Pemuda emo yang bergabung dalam boyband bernama seventeen. Pemuda yang biasa dipanggil wonwoo ini bersifat tsundere dan berwajah datar. Ngga ngga nggaa, dia terkadang tidak berwajah datar bila di depan kekasihnya yang bernama Kim Mingyu, ya.. walaupun lebih banyak bersikap tsundere nya.

Seventeen saat ini sedang dalam acara MAMA music award. Mereka sedang berada di ruang make up untuk persiapan penampilan mereka dengan girl grup yang dikenal dengan nama yeoja chingu atau girlfriend.

"Yak! Semuanya mari kesini. Kita berdoa terlebih dahulu sebelum penampilan agar penampilan kita akan berjalan dengan lancar."

Perintah sang leader bernama yang diikuti berkumpulnya para member seventeen.

Setelah penampilan selesai, semua member beristirahat di ruangan khusus mereka. Sebagian besar dari mereka adalah mencari minum, tapi tidak dengan wonwoo yang lebih tertarik dengan handphone nya, dan langsung memainkannya sambil tiduran di atas sofa di sana.

Mingyu sebagai kekasih mendatangi wonwoo dan memberikan sebotol air minum "wonu hyung, kau belum minum.
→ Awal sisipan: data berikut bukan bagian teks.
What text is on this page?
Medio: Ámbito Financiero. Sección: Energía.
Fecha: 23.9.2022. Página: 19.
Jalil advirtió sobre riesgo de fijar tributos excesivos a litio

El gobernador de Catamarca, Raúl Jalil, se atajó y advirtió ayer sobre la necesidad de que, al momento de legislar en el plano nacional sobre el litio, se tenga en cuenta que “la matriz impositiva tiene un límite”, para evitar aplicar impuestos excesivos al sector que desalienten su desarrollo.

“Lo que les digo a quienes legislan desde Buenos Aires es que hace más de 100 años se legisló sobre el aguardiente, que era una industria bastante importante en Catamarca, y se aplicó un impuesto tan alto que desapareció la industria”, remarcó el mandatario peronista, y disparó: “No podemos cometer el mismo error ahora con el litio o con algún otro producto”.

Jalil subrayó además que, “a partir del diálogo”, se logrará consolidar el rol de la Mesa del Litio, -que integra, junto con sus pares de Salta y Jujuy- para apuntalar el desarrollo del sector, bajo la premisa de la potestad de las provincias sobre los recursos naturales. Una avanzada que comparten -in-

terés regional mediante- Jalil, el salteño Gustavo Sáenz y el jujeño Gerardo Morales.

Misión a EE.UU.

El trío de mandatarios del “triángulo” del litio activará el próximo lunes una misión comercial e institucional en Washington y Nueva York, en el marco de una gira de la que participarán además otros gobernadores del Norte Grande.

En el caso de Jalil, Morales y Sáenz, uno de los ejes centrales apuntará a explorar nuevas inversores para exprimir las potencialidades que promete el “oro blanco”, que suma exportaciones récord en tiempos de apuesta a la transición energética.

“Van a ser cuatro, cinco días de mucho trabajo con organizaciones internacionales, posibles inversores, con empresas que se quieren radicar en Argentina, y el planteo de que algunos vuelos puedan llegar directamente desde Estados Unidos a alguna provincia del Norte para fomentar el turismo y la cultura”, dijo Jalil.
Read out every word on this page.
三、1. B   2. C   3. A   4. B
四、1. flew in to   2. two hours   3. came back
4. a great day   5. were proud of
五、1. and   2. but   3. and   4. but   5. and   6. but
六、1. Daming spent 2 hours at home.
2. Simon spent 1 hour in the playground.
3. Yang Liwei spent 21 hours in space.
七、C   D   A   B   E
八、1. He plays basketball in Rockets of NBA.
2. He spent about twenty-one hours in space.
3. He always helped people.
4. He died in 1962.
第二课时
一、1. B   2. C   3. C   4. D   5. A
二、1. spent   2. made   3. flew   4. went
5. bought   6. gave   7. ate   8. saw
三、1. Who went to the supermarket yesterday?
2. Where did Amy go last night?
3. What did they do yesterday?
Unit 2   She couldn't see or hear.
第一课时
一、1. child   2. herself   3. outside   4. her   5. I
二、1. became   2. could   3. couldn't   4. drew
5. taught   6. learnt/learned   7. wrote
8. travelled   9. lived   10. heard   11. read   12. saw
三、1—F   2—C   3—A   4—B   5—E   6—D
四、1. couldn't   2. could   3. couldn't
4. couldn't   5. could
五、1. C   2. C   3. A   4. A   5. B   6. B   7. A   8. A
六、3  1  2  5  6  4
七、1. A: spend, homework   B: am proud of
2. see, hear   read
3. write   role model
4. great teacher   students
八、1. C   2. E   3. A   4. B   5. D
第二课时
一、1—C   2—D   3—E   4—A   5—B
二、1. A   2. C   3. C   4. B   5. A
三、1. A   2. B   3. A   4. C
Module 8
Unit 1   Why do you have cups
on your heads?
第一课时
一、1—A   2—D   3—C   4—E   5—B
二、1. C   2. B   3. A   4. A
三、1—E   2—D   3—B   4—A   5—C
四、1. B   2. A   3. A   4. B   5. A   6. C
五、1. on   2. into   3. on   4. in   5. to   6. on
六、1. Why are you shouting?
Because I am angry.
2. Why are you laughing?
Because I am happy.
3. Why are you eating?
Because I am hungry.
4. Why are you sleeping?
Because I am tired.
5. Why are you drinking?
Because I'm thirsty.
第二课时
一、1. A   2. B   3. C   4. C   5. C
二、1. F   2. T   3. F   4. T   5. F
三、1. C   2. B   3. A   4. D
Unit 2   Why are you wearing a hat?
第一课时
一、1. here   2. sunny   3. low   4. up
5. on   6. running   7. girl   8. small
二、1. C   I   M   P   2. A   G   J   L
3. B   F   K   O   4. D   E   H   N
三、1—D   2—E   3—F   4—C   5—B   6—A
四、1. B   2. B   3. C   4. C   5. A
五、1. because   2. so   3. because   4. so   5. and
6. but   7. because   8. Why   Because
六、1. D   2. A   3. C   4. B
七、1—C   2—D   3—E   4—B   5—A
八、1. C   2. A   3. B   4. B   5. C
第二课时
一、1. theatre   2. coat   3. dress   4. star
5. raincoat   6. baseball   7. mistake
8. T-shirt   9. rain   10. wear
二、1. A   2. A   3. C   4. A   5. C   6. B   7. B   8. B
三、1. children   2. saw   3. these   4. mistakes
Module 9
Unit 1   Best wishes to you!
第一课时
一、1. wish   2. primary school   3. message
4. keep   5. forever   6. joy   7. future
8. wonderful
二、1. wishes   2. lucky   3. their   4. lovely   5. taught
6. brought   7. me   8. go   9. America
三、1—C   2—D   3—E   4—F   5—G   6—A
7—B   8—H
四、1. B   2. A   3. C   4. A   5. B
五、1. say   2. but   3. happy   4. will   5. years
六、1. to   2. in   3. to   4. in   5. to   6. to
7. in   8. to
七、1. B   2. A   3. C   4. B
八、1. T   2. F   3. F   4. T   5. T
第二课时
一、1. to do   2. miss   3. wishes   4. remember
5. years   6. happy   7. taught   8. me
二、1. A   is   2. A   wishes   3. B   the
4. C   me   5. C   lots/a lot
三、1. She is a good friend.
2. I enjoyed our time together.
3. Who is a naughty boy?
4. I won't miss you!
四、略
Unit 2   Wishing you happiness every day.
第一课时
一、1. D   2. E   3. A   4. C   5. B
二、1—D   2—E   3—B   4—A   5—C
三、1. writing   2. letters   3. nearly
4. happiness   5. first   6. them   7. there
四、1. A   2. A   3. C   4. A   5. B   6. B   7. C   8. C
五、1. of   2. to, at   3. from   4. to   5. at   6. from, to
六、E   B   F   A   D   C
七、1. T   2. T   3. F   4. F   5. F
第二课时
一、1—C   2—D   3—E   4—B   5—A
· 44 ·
Minumlah dahulu" kata mingyu sambil menyodorkan sebotol air minum pada wonwoo. Namun, tidak satu pun kalimat keluar dari mulut wonwoo.

Dari belakang mingyu, sang leader berteriak menawarkan air yang tersisa untuk wonwoo "wonwoo-ya minumlah dahulu baru mainkan hp tidak pentingmu itu" pinta sang leader. Wonwoo pun langsung berdiri dan melewati mingyu untuk mendatangi sang leader dan mengambil minumnya.

'Hey apa yang salah dengan wonu hyung? Mengapa dia tidak menghiraukanku?' batin mingyu.

Setelah wonwoo mengambil minum dari sang leader, wonwoo duduk disamping hoshi.

"yak, wonwoo-ya apa masalahmu dengan mingyu? Kau bahkan tidak menghiraukannya saat ia memberimu minum" tanya hoshi pada wonwoo yang kembali sibuk dengan handphone nya. "Kapan dia memberiku minum? Aku tidak melihatnya" balas wonwoo tetap dengan wajah datarnya sambil menatap handphone nya. "Hey, kau pikir kau bicara pada anak tk, eoh? Mana mungkin mingyu sebesar itu didepanmu kau tidak melihatnya? Apa kau cemburu lagi? eoh?"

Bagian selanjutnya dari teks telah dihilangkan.